Rascals case in brief

In the beginning, in 1989, more than 90 children at the Little Rascals Day Care Center in Edenton, North Carolina, accused a total of 20 adults with 429 instances of sexual abuse over a three-year period. It may have all begun with one parent’s complaint about punishment given her child.

Among the alleged perpetrators: the sheriff and mayor. But prosecutors would charge only Robin Byrum, Darlene Harris, Elizabeth “Betsy” Kelly, Robert “Bob” Kelly, Willard Scott Privott, Shelley Stone and Dawn Wilson – the Edenton 7.

Along with sodomy and beatings, allegations included a baby killed with a handgun, a child being hung upside down from a tree and being set on fire and countless other fantastic incidents involving spaceships, hot air balloons, pirate ships and trained sharks.

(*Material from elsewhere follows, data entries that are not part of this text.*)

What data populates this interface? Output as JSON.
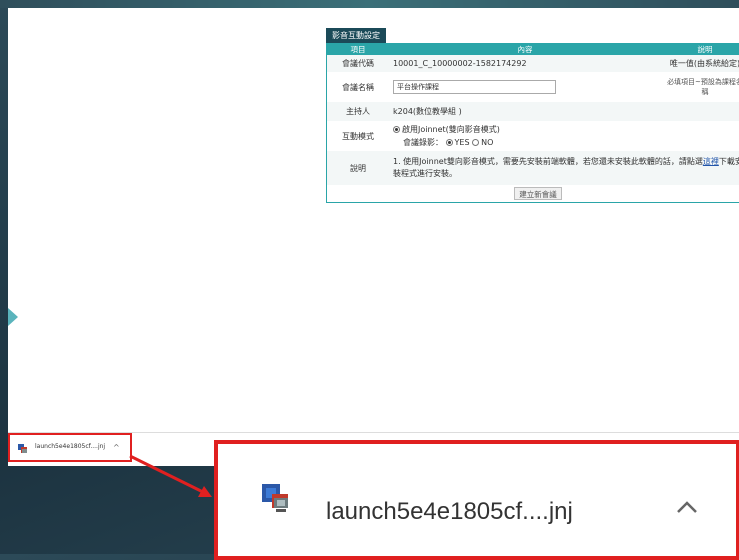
{
  "panel": {
    "tab_title": "影音互動設定",
    "headers": {
      "item": "項目",
      "content": "內容",
      "note": "說明"
    },
    "rows": {
      "code": {
        "label": "會議代碼",
        "value": "10001_C_10000002-1582174292",
        "note": "唯一值(由系統給定)"
      },
      "name": {
        "label": "會議名稱",
        "value": "平台操作課程",
        "note": "必填項目~預設為課程名稱"
      },
      "host": {
        "label": "主持人",
        "value": "k204(數位教學組 )"
      },
      "mode": {
        "label": "互動模式",
        "option": "啟用Joinnet(雙向影音模式)",
        "record_label": "會議錄影：",
        "yes": "YES",
        "no": "NO"
      },
      "desc": {
        "label": "說明",
        "text_before": "1. 使用Joinnet雙向影音模式，需要先安裝前端軟體，若您還未安裝此軟體的話，請點選",
        "link": "這裡",
        "text_after": "下載安裝程式進行安裝。"
      }
    },
    "submit_label": "建立新會議"
  },
  "download_bar": {
    "small_filename": "launch5e4e1805cf....jnj",
    "big_filename": "launch5e4e1805cf....jnj",
    "chevron_icon": "chevron-up-icon",
    "file_icon": "jnj-file-icon"
  },
  "colors": {
    "header_teal": "#2aa5a8",
    "tab_dark": "#1b4a58",
    "highlight_red": "#e02020",
    "accent": "#5ab4bc"
  }
}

By the time prosecutors dropped the last charges in 1997, Little Rascals had become North Carolina’s longest and most costly criminal trial. Prosecutors kept defendants jailed in hopes at least one would turn against their supposed co-conspirators. Remarkably, none did. Another shameful record: Five defendants had to wait longer to face their accusers in court than anyone else in North Carolina history.

Between 1991 and 1997, Ofra Bikel produced three extraordinary episodes on the Little Rascals case for the PBS series “Frontline.” Although “Innocence Lost” did not deter prosecutors, it exposed their tactics and fostered nationwide skepticism and dismay.

With each passing year, the absurdity of the Little Rascals charges has become more obvious. But no admission of error has ever come from prosecutors, police, interviewers or parents. This site is devoted to the issues raised by this case.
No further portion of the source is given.